15.09.2018

Gemeinsam lernen gar nicht so leicht

Lippstadt.(-ger) Neuausrichtung in der schulischen Inklusion. Nachdem in Erfüllung der UN-Behindertenrechtskonvention das Schulrecht vor vier Jahren geändert worden ist und die Mindestgrößen-Verordnung die Förderlandschaft durchschüttelte, werden die Segel in der sonderpädagogischen Förderung ab dem kommenden Schuljahr wieder neu gestellt. Danach soll die Verpflichtung, die schulische Inklusion an allen Schulformen anzubieten, gelockert werden.

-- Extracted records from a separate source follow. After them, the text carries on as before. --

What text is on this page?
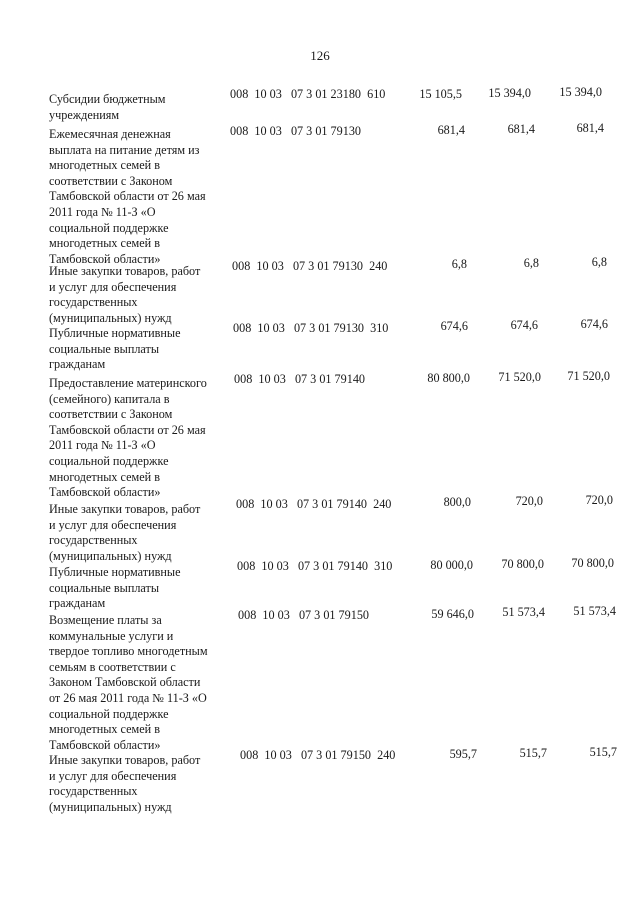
126
Субсидии бюджетным
учреждениям
008  10 03   07 3 01 23180  610	15 105,5	15 394,0	15 394,0
Ежемесячная денежная
выплата на питание детям из
многодетных семей в
соответствии с Законом
Тамбовской области от 26 мая
2011 года № 11-З «О
социальной поддержке
многодетных семей в
Тамбовской области»
008  10 03   07 3 01 79130	681,4	681,4	681,4
Иные закупки товаров, работ
и услуг для обеспечения
государственных
(муниципальных) нужд
008  10 03   07 3 01 79130  240	6,8	6,8	6,8
Публичные нормативные
социальные выплаты
гражданам
008  10 03   07 3 01 79130  310	674,6	674,6	674,6
Предоставление материнского
(семейного) капитала в
соответствии с Законом
Тамбовской области от 26 мая
2011 года № 11-З «О
социальной поддержке
многодетных семей в
Тамбовской области»
008  10 03   07 3 01 79140	80 800,0	71 520,0	71 520,0
Иные закупки товаров, работ
и услуг для обеспечения
государственных
(муниципальных) нужд
008  10 03   07 3 01 79140  240	800,0	720,0	720,0
Публичные нормативные
социальные выплаты
гражданам
008  10 03   07 3 01 79140  310	80 000,0	70 800,0	70 800,0
Возмещение платы за
коммунальные услуги и
твердое топливо многодетным
семьям в соответствии с
Законом Тамбовской области
от 26 мая 2011 года № 11-З «О
социальной поддержке
многодетных семей в
Тамбовской области»
008  10 03   07 3 01 79150	59 646,0	51 573,4	51 573,4
Иные закупки товаров, работ
и услуг для обеспечения
государственных
(муниципальных) нужд
008  10 03   07 3 01 79150  240	595,7	515,7	515,7
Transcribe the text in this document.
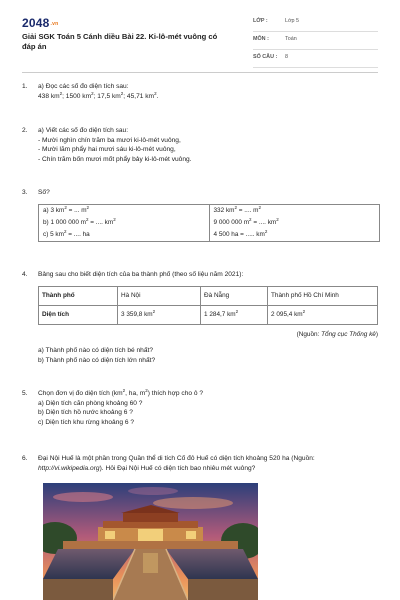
2048.vn
Giải SGK Toán 5 Cánh diều Bài 22. Ki-lô-mét vuông có đáp án
LỚP :	Lớp 5
MÔN :	Toán
SỐ CÂU : 8
1. a) Đọc các số đo diện tích sau:

438 $km^2$; 1500 $km^2$; 17,5 $km^2$; 45,71 $km^2$.

2. a) Viết các số đo diện tích sau:

- Mười nghìn chín trăm ba mươi ki-lô-mét vuông,

- Mười lăm phẩy hai mươi sáu ki-lô-mét vuông,

- Chín trăm bốn mươi mốt phẩy bảy ki-lô-mét vuông.

3. Số?

a) 3 $km^2$ = ... $m^2$	332 $km^2$ = .... $m^2$
b) 1 000 000 $m^2$ = .... $km^2$	9 000 000 $m^2$ = .... $km^2$
c) 5 $km^2$ = .... ha	4 500 ha = ..... $km^2$
4. Bảng sau cho biết diện tích của ba thành phố (theo số liệu năm 2021):

Thành phố	Hà Nội	Đà Nẵng	Thành phố Hồ Chí Minh
Diện tích	3 359,8 $km^2$	1 284,7 $km^2$	2 095,4 $km^2$
(Nguồn: Tổng cục Thống kê)

a) Thành phố nào có diện tích bé nhất?

b) Thành phố nào có diện tích lớn nhất?

5. Chọn đơn vị đo diện tích ($km^2$, ha, $m^2$) thích hợp cho ô ?

a) Diện tích căn phòng khoảng 60 ?

b) Diện tích hồ nước khoảng 6 ?

c) Diện tích khu rừng khoảng 6 ?

6. Đại Nội Huế là một phần trong Quần thể di tích Cố đô Huế có diện tích khoảng 520 ha (Nguồn: http://vi.wikipedia.org). Hỏi Đại Nội Huế có diện tích bao nhiêu mét vuông?
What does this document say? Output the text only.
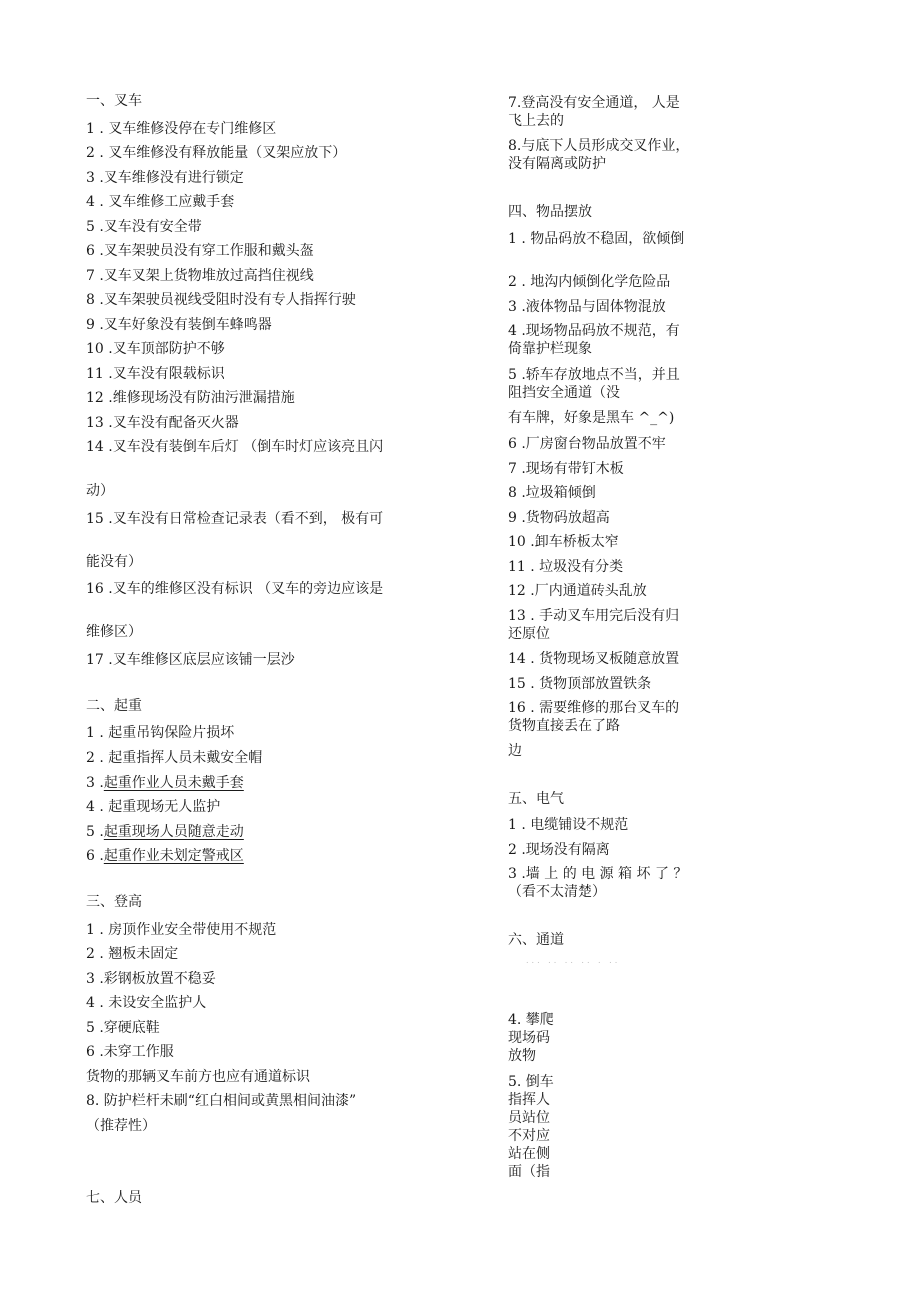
一、叉车
1 . 叉车维修没停在专门维修区
2 . 叉车维修没有释放能量（叉架应放下）
3 .叉车维修没有进行锁定
4 . 叉车维修工应戴手套
5 .叉车没有安全带
6 .叉车架驶员没有穿工作服和戴头盔
7 .叉车叉架上货物堆放过高挡住视线
8 .叉车架驶员视线受阻时没有专人指挥行驶
9 .叉车好象没有装倒车蜂鸣器
10 .叉车顶部防护不够
11 .叉车没有限载标识
12 .维修现场没有防油污泄漏措施
13 .叉车没有配备灭火器
14 .叉车没有装倒车后灯 （倒车时灯应该亮且闪
动）
15 .叉车没有日常检查记录表（看不到， 极有可
能没有）
16 .叉车的维修区没有标识 （叉车的旁边应该是
维修区）
17 .叉车维修区底层应该铺一层沙
二、起重
1 . 起重吊钩保险片损坏
2 . 起重指挥人员未戴安全帽
3 .起重作业人员未戴手套
4 . 起重现场无人监护
5 .起重现场人员随意走动
6 .起重作业未划定警戒区
三、登高
1 . 房顶作业安全带使用不规范
2 . 翘板未固定
3 .彩钢板放置不稳妥
4 . 未设安全监护人
5 .穿硬底鞋
6 .未穿工作服
货物的那辆叉车前方也应有通道标识
8. 防护栏杆未刷“红白相间或黄黑相间油漆”
（推荐性）
七、人员
7.登高没有安全通道， 人是飞上去的
8.与底下人员形成交叉作业，没有隔离或防护
四、物品摆放
1 . 物品码放不稳固，欲倾倒
2 . 地沟内倾倒化学危险品
3 .液体物品与固体物混放
4 .现场物品码放不规范，有倚靠护栏现象
5 .轿车存放地点不当，并且阻挡安全通道（没
有车牌，好象是黑车 ^_^)
6 .厂房窗台物品放置不牢
7 .现场有带钉木板
8 .垃圾箱倾倒
9 .货物码放超高
10 .卸车桥板太窄
11 . 垃圾没有分类
12 .厂内通道砖头乱放
13 . 手动叉车用完后没有归还原位
14 . 货物现场叉板随意放置
15 . 货物顶部放置铁条
16 . 需要维修的那台叉车的货物直接丢在了路
边
五、电气
1 . 电缆铺设不规范
2 .现场没有隔离
3 .墙 上 的 电 源 箱 坏 了 ？ （看不太清楚）
六、通道
... .. .. .. . ..
4. 攀爬现场码放物
5. 倒车指挥人员站位不对应站在侧面（指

In Gymnasien etwa soll eine zieldifferente Förderung beispielsweise bei Kindern mit den Förderschwerpunkten Lernen bzw. geistige Entwicklung nur noch auf freiwilliger Basis möglich sein, berichtete die Fachverwaltung im Schul- und Kulturausschuss. Die schulische Inklusion in der Sekundarstufe I mit den Klassen 5 bis 10 möchte der Gesetzgeber überwiegend in Schwerpunktschulen (Schulen des längeren gemeinsamen Lernens) bündeln. Die Entscheidung vor Ort trifft der Schulträger, also die Stadt, im Einverständnis mit der Schulaufsicht. Und nun sollen auch die Förderschulen wieder gestärkt werden. Hatte das Land mit der Anhebung der Mindestgrößen für Förderschulen vor allem den größten Förderschwerpunkt „Lernen“ getroffen, ist nach Information von Fachbereichschef Manfred Strieth eine Absenkung der notwendigen Schülerzahl an diesen Förderschulen von 144 auf 112 geplant und auf 84 Schüler, wenn nur die Sekundarstufe I geführt wird. Darüber hinaus sollen Teilstandorte von Förderschulen eingerichtet werden können, um eine wohnortnahe Versorgung zu erhalten. Die Inklusion an Grundschulen soll unverändert fortgesetzt werden.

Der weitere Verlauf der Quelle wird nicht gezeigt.